Since the engines are so cheap I plan on dropping in a rebuilt motor that has under 40k, but while the motors out i figure might as well build up a engine that i would love rather than just be satisfied.

I will have about $6k

ARE THERE ANY OTHER MOTORS THAT FIT THAT MIGHT BE BETTER PLATFORMS?

IS THE BEST THING TODO TURBO CHARGING THE CAR?

I figure I can turbo the car with this current engine and while waiting for it to blow build up the rebuilt engine.

The Maxima a fast stock car for its day, numbers are the same as my Acura, but fells much more solid because of the V6. Yet it seems like a platform that doesnt have much options. I am even up for exploration, but no crazy (and stupid) RWD conversion.

Is there lower compression blocks that fit with larger displacment? Or internals that cross over?

ANY SUGGESTIONS would be much appreciated.

Labor will cost nothing so its not an issue as I have full access to my uncle's shop.


----------



## MDeezy (Aug 7, 2004)

Well lucky you with a hand down car and a whole lot of cash.

I dont know too much about sentra ( but will, plan to do work on my sisters B14 ), I would put a low milage engine in it as well, slap a turbo on it, run about 8 pounds of boost, get a LSD in that tranny.

is it auto or manual?

and then do the whole exhaust headers back, so you'll have good flow.

just a suggestion


----------



## Jeff (Oct 17, 2002)

Any other motors? You might as well go with a VQ30de-K...the same engine as the 4th gen but in a '00-01 Maxima. The intake design is different and supplies an extra ~20hp or so. While you're at it, get an '01 Anni. Edition tranny out of a Maxima...it has LSD.

All this would cost under $1k. You might need to swap in an '00-01 ecu as well but it would be worth it.


----------



## seximagtr (Feb 22, 2003)

MDeezy said:


> Well lucky you with a hand down car and a whole lot of cash.
> 
> I dont know too much about sentra ( but will, plan to do work on my sisters B14 ), I would put a low milage engine in it as well, slap a turbo on it, run about 8 pounds of boost, get a LSD in that tranny.
> 
> ...


fuck it - why stop @ 8 lbs.... hehe spiked to 14 when i set it for 11 last night :fluffy: 

spinnnnnnnnnnnnnnnn


----------



## MDeezy (Aug 7, 2004)

Nice!!

Well run as much boost as the it can take without having to modify the internals, unless you want to, then you can up the boost even more.

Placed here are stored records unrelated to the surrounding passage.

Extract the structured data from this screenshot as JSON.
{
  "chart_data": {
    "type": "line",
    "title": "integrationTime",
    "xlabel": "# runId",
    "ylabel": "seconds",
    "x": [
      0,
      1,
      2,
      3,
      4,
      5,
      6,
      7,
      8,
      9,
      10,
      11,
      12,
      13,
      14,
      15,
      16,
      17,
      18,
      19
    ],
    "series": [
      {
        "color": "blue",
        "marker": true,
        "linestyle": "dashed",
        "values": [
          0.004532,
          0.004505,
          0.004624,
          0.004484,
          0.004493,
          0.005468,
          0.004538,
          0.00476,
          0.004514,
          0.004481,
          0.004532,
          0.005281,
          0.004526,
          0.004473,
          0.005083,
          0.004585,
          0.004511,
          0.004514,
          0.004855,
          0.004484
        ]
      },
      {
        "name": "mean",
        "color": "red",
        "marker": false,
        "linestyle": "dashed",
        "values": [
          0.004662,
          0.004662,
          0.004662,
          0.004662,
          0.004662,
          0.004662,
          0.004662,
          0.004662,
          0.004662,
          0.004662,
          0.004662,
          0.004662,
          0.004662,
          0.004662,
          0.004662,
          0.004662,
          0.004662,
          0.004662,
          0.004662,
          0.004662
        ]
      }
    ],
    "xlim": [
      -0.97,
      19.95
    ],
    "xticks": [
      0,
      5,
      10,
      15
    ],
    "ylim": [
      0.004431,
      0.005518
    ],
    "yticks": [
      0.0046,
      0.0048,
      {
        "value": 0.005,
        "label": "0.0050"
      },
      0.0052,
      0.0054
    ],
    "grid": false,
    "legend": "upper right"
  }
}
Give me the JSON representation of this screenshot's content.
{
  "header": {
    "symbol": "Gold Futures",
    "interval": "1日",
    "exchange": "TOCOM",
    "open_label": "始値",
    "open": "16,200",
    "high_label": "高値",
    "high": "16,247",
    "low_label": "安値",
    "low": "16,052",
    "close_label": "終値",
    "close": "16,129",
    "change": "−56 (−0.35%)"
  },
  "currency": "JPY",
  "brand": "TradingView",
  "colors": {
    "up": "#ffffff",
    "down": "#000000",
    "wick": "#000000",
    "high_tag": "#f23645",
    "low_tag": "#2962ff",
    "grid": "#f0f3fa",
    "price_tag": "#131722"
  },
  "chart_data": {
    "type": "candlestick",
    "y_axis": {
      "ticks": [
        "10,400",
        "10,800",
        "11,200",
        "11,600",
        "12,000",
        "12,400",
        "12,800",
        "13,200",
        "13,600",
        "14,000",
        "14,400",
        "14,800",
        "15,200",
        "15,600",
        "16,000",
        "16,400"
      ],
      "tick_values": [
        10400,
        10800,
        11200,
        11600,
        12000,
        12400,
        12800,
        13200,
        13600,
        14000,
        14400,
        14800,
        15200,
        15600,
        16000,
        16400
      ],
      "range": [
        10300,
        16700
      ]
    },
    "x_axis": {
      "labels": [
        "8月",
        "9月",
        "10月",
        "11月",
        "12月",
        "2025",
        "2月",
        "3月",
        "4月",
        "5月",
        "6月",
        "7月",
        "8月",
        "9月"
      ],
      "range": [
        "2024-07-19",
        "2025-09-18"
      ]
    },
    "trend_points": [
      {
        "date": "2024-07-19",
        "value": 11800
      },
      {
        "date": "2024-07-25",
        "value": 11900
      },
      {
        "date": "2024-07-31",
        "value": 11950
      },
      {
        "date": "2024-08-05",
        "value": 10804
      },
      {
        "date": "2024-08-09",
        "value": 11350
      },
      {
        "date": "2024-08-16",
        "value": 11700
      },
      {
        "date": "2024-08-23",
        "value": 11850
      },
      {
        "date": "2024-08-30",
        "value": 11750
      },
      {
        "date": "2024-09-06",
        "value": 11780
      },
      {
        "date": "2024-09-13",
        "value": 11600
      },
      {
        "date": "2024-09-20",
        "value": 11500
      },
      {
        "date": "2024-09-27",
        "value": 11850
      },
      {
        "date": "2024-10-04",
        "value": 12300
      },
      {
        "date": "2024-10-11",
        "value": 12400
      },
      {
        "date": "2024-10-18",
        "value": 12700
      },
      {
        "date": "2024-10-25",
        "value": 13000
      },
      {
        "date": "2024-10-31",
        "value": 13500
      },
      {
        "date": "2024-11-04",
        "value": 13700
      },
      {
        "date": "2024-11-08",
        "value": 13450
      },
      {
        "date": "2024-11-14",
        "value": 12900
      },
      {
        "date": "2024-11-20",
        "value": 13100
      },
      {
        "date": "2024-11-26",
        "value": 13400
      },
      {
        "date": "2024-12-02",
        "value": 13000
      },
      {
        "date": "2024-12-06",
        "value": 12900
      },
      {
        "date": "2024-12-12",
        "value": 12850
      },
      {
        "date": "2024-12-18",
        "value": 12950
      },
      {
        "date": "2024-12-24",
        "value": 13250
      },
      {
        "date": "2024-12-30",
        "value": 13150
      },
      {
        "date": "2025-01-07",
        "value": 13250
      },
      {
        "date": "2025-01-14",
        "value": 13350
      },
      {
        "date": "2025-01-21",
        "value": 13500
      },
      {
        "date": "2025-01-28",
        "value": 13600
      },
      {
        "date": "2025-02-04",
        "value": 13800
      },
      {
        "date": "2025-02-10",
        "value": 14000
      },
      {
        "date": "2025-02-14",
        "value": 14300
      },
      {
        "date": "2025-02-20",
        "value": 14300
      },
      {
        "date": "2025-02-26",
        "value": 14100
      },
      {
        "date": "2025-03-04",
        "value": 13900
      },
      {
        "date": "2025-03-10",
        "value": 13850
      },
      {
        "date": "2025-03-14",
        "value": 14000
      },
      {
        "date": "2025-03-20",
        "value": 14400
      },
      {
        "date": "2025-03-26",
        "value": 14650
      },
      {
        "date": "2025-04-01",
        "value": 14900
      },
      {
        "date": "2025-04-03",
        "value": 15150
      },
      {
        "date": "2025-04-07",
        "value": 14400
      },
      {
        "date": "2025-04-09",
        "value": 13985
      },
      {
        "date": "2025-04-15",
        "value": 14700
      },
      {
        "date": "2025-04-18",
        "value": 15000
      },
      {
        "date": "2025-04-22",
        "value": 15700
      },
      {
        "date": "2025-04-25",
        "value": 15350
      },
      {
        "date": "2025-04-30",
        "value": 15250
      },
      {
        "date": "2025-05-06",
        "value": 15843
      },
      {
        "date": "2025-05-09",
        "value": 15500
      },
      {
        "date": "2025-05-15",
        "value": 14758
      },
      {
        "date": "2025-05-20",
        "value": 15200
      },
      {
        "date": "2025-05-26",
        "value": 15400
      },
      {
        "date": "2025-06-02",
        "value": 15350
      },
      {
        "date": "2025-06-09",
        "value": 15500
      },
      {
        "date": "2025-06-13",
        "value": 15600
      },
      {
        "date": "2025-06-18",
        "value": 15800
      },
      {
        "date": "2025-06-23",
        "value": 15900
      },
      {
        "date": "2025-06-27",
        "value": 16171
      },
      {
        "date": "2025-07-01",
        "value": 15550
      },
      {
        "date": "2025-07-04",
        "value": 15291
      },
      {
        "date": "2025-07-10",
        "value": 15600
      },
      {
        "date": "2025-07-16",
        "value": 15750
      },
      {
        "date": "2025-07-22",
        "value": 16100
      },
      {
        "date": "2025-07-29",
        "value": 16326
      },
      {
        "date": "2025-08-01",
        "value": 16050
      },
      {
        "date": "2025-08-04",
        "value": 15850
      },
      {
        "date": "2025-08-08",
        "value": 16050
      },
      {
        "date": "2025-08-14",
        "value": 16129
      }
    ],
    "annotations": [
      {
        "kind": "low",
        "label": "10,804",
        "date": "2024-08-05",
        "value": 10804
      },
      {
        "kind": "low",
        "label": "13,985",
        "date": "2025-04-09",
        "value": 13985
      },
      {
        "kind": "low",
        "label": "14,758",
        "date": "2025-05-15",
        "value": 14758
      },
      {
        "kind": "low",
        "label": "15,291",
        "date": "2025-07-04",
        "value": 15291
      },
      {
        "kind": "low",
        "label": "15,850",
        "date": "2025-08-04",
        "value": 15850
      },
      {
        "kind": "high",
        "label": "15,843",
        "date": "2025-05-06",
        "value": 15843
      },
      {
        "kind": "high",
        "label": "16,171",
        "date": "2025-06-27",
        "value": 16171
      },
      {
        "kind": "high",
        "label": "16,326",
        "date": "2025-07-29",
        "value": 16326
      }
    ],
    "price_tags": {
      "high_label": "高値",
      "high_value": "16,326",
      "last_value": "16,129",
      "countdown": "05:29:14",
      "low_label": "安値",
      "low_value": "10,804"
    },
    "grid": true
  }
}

I was thinking about the Max and how much it can run before you will need to mod internals, (I think its around 10PSI)


----------



## seximagtr (Feb 22, 2003)

I know guys that run 14 lbs on the stock motor - just gotta make sure ya got enough of the supporting mods.


----------



## MDeezy (Aug 7, 2004)

ACtually I wonder if 6K will be enought, I've seen turbo kits for a max at around 2.5K - 4K, then once you get the motor that maybe another 1-2k, not sure if you have everything else you need for a good turbo setup (downpiping, intake, etc) or maybe it just depends of where u get your parts from.

ebay has a turbo kit for 2.6K, was shocked to see it on there.


----------